12. A healthy lifestyle is not a priority unless you make it one. So, if you want it, you have to work for it. If you haven't gotten this from my blog already, I am adamantly against making the same mistakes I made in undergrad when it comes to my health and fitness. And if you don't recall, I posted previously, , about the atmosphere in academia and how health and fitness get put on the backburner. See this post where I address my experience with the attitude people have about fitness in graduate school. Even today, in my new rotation, I was asked how I keep myself motivated on my own, without someone to push you or a workout buddy to keep you accountable. I never know how to answer those questions. If you want it, you have to motivate yourself, because ultimately that commitment to yourself and your health is the only thing that will keep you on track. So if you want, work for it, and make sure it gets done.
13. Don't rush choosing a mentor. Take your time and choose the right place for you. I am in my fifth lab rotation. You're only required to do two. You're allowed to choose your permanent thesis lab after April 15th and 90-95% of my class did join their permanent lab. But I didn't. And you want to know why? Because I'm picky. I want to find a great mentor, with a project I'm excited about, in an environment that is supportive, enjoyable, and amenable to my getting my work done. I have found that in a couple labs, but there are extenuating circumstances to consider in those places. So, I'm still rotating. I'll find my thesis lab. It will happen, it just hasn't happened for me as easily as it did for some of my peers.
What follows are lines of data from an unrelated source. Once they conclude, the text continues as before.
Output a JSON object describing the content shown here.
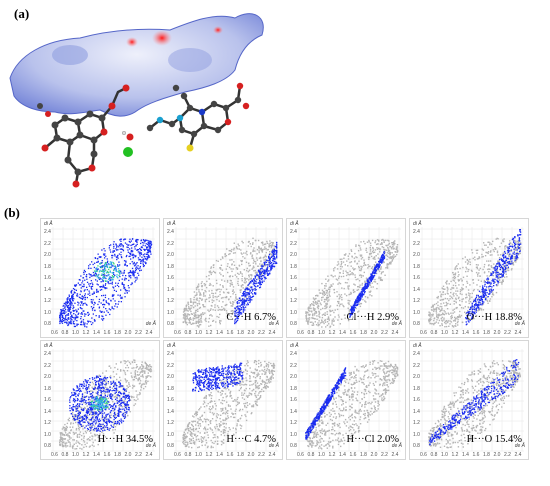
{
  "figure": {
    "label_a": "(a)",
    "label_b": "(b)"
  },
  "plots": [
    {
      "caption": "",
      "type": "full"
    },
    {
      "caption": "C···H  6.7%",
      "type": "partial"
    },
    {
      "caption": "Cl···H  2.9%",
      "type": "partial"
    },
    {
      "caption": "O···H  18.8%",
      "type": "partial"
    },
    {
      "caption": "H···H  34.5%",
      "type": "partial"
    },
    {
      "caption": "H···C  4.7%",
      "type": "partial"
    },
    {
      "caption": "H···Cl  2.0%",
      "type": "partial"
    },
    {
      "caption": "H···O  15.4%",
      "type": "partial"
    }
  ],
  "axes": {
    "yticks": [
      "2.4",
      "2.2",
      "2.0",
      "1.8",
      "1.6",
      "1.4",
      "1.2",
      "1.0",
      "0.8"
    ],
    "xticks": [
      "0.6",
      "0.8",
      "1.0",
      "1.2",
      "1.4",
      "1.6",
      "1.8",
      "2.0",
      "2.2",
      "2.4"
    ],
    "di_label": "di Å",
    "de_label": "de Å"
  },
  "colors": {
    "grey_cloud": "#b5b5b5",
    "blue": "#1a2cf0",
    "green": "#3fd37a",
    "surface_blue": "#7f8fd8",
    "surface_red": "#e23030"
  }
}
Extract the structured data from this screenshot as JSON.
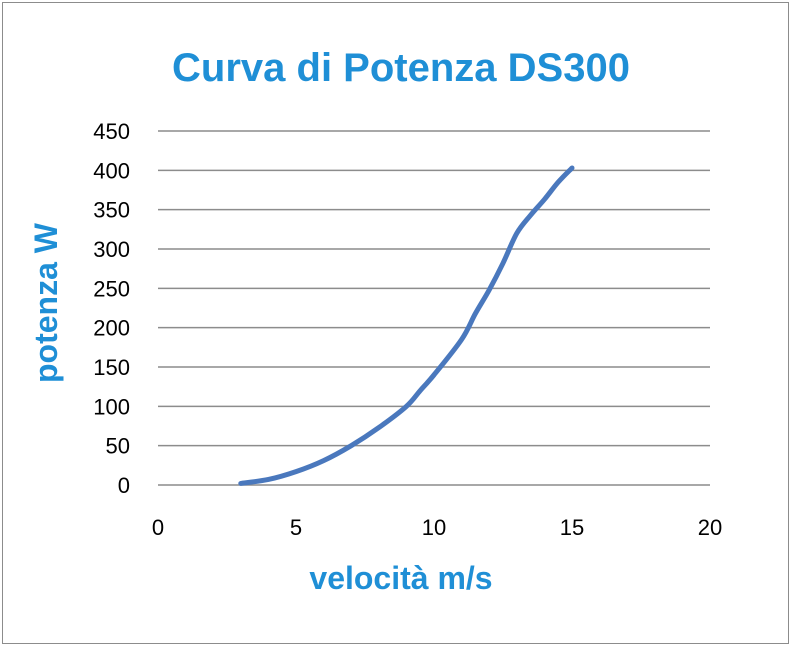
{
  "chart_data": {
    "type": "line",
    "title": "Curva di Potenza DS300",
    "xlabel": "velocità m/s",
    "ylabel": "potenza W",
    "xlim": [
      0,
      20
    ],
    "ylim": [
      0,
      450
    ],
    "x_ticks": [
      "0",
      "5",
      "10",
      "15",
      "20"
    ],
    "y_ticks": [
      "0",
      "50",
      "100",
      "150",
      "200",
      "250",
      "300",
      "350",
      "400",
      "450"
    ],
    "grid": "horizontal",
    "legend": "none",
    "series": [
      {
        "x": [
          3,
          4,
          5,
          6,
          7,
          8,
          9,
          9.5,
          10,
          11,
          11.5,
          12,
          12.5,
          13,
          13.5,
          14,
          14.5,
          15
        ],
        "y": [
          2,
          7,
          17,
          31,
          50,
          73,
          100,
          120,
          140,
          185,
          218,
          248,
          282,
          320,
          343,
          363,
          385,
          403
        ]
      }
    ],
    "colors": {
      "title": "#1f8fd6",
      "axis_title": "#1f8fd6",
      "line": "#4a78bd",
      "grid": "#8c8c8c"
    }
  }
}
14. You'll never regret having a life. I have said since the moment I got into graduate school that I need to find a mentor that understands that I have a life outside of lab. It's as true today as it was last July when I started here. I have played sports, joined comedy clubs, completed fitness programs, chilled by myself reading and playing music, and maintained two completely distinct, very tight friend groups (both in and out of my department). Find something that works for you. Hell, find multiple things that work for you. Because nothing will give you longevity in your graduate career like having a distraction that you can turn to when school gets frustrating or science just isn't cooperating. Have a life outside of lab. You absolutely will not regret. But you will regret making lab and class your life when things aren't going well and your mental health is suffering. Please, if you listen to one thing I say, listen to this.
15. Be your own best friend. This might seem contrary to a lot of the other things in this list. But, what I'm trying to say is, nobody can fill the void of you supporting yourself. You have to be your own biggest motivator, cheerleader, and liberator. You have to give yourself a pat on the back. You have to allow yourself to have a break. You have to keep yourself accountable and motivated. Nobody else can truly do those things for you.
Well that's all for now! I really hope it was helpful! Let me know if you have any other questions!